Hive works by creating jobs that run in a different engine (originally MapReduce, which can be rather slow) and the underlying engine can be changed.
Rather than MapReduce, you may be able to use Apache Spark or Apache Tez, both of which are faster than MapReduce.
Newer versions of Hive also support an architecture called LLAP (Live Long And Process) which caches metadata similarly to Impala, reducing query latency.
You may want to test some typical queries against your own tables to see if one of these works better for you than Impala for interactive and ad-hoc queries.
UNDERSTANDING EXECUTIONS PLANS
To get a true grasp on what causes a query to take a long time, you need to understand what operations Hive or Impala will perform when it executes a query.
To find this out, you can view the execution plan for a query.
The execution plan is a description of the tasks required for a query, the order in which they'll be executed, and some details about each task.
To see an execution plan for a query, you can do this:
Prefix the query with the keyword EXPLAIN, then run it.
Execution plans can be long and complex.
Fully understanding them requires a deep knowledge of MapReduce.

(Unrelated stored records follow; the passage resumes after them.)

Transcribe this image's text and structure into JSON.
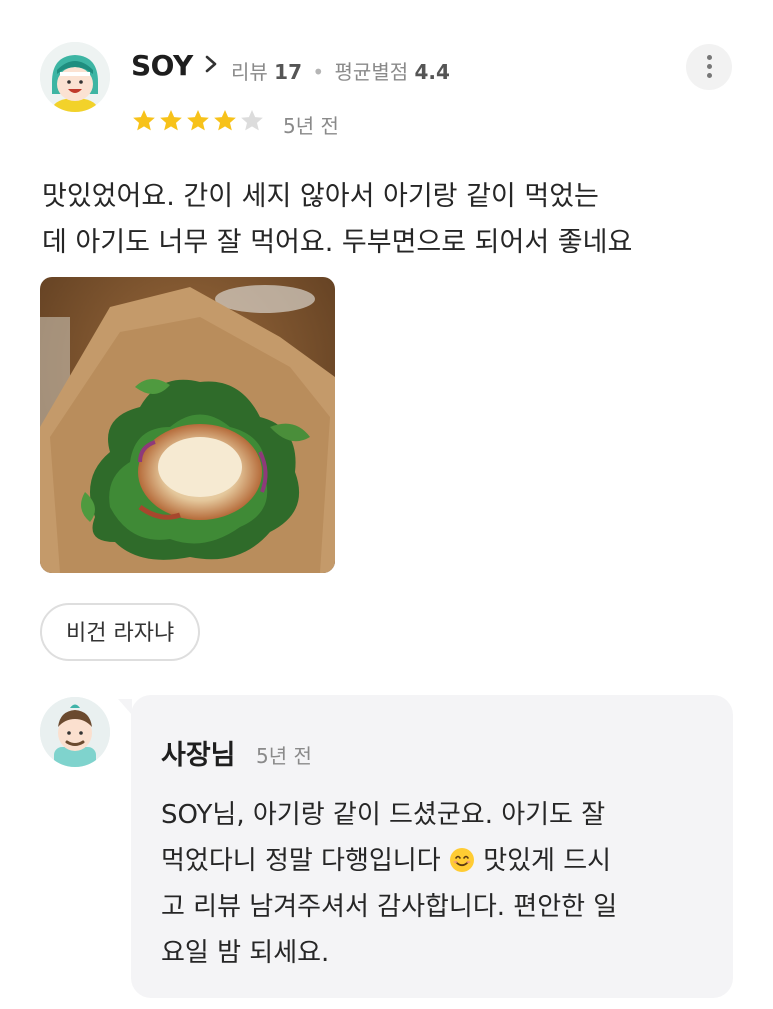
{
  "review": {
    "username": "SOY",
    "review_count_label": "리뷰",
    "review_count": "17",
    "avg_rating_label": "평균별점",
    "avg_rating": "4.4",
    "rating": 4,
    "max_rating": 5,
    "age": "5년 전",
    "text_line1": "맛있었어요. 간이 세지 않아서 아기랑 같이 먹었는",
    "text_line2": "데 아기도 너무 잘 먹어요. 두부면으로 되어서 좋네요",
    "menu_tag": "비건 라자냐",
    "icons": {
      "more": "more-vertical-icon",
      "chevron": "chevron-right-icon",
      "star": "star-icon"
    }
  },
  "reply": {
    "author": "사장님",
    "age": "5년 전",
    "text_line1": "SOY님, 아기랑 같이 드셨군요. 아기도 잘",
    "text_line2a": "먹었다니 정말 다행입니다",
    "text_line2b": "맛있게 드시",
    "text_line3": "고 리뷰 남겨주셔서 감사합니다. 편안한 일",
    "text_line4": "요일 밤 되세요.",
    "emoji": "smiling-face-icon"
  },
  "colors": {
    "star_filled": "#f7c21a",
    "star_empty": "#dcdcdc",
    "reply_bg": "#f4f4f6"
  }
}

The execution plans provided by Hive and by Impala look slightly different, but at a basic level, they provide more or less the same information.

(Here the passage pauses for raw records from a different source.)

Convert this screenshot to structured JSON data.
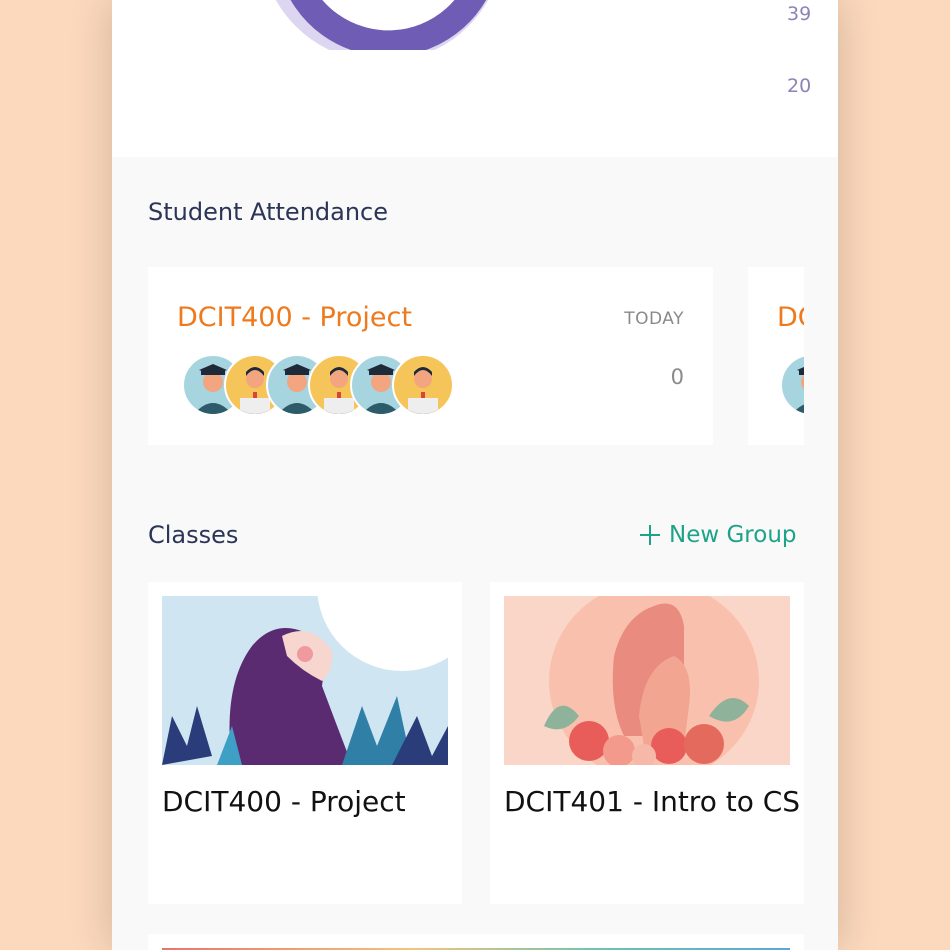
{
  "chart": {
    "axis_labels": [
      "39",
      "20"
    ],
    "colors": {
      "ring": "#6f5cb4",
      "ring_light": "#dcd6f0"
    }
  },
  "attendance": {
    "title": "Student Attendance",
    "cards": [
      {
        "course": "DCIT400 - Project",
        "period": "TODAY",
        "count": "0"
      },
      {
        "course": "DC"
      }
    ]
  },
  "classes": {
    "title": "Classes",
    "new_group_label": "New Group",
    "items": [
      {
        "name": "DCIT400 - Project"
      },
      {
        "name": "DCIT401 - Intro to CS"
      }
    ]
  },
  "colors": {
    "accent_orange": "#ee7a1d",
    "accent_green": "#1ea38a",
    "heading": "#2b3557"
  }
}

Hive explain plan understanding
TABLE AND COLUMNS STATISTICS
The SQL engines you use do a certain amount of optimizing of the queries on their own—they look for the best way to proceed with your query, when possible.
When the query uses joins, the optimizers can do a better job when they have table statistics and column statistics.
For the table as a whole, these statistics include the number of rows, the number of files used to store the data, and the total size of the data.
The column statistics includes the approximate number of distinct values and the maximum and average sizes of the values (not the maximum or average value, but rather the size used in storage).
The optimizers use this information when deciding how to perform the join tasks.
Statistics also help your system prevent issues due to memory usage and resource limitations.
These statistics are not automatically calculated—you have to manually trigger it using a SQL command.
Once statistics are computed, both Hive and Impala can use them, though if you compute them in Hive, you need to refresh Impala's metadata cache.
If you make any changes to the table, such as adding or deleting data, you'll need to recompute the statistics.
Both Hive and Impala can use the statistics, even when calculated by the other machine.
However, when you have both Impala and Hive available, Cloudera recommends using Impala's COMPUTE STATS command to calculate and view the statistics.
The method for Hive is a bit more difficult to use.
If you do use Hive, you must refresh Impala's metadata cache for the table if you want Impala to use the statistics.
Statistics in Impala
Impala's syntax for calculating statistics for a table (including statistics for all columns) is COMPUTE STATS dbname.tablename;
If the table is in the active database, you can omit dbname. from the command.
To see the statistics in Impala, run SHOW TABLE STATS dbname.tablename; or
SHOW COLUMN STATS dbname.tablename;
Note: If the statistics have not yet been computed, #Rows for the table shows -1.
The #Nulls statistics for each column will always be -1;
old versions of Impala would calculate this statistic, but it is not used for optimization, so newer versions skip it.
Statistics in Hive
Hive's syntax for calculating statistics for a table is ANALYZE TABLE dbname.tablename COMPUTE STATISTICS;
If the table is in the active database, you can omit dbname. from the command.
To calculate column statistics, add FOR COLUMNS at the end of the command.
To see the table statistics in Hive, run DESCRIBE FORMATTED dbname.tablename;
The Table Parameters section will include numFIles, numRows, rawDataSize, and totalSize.
To see the statistics for a column, include the column name at the end:
DESCRIBE FORMATTED dbname.tablename columnname;
You can only display column statistics one column at a time.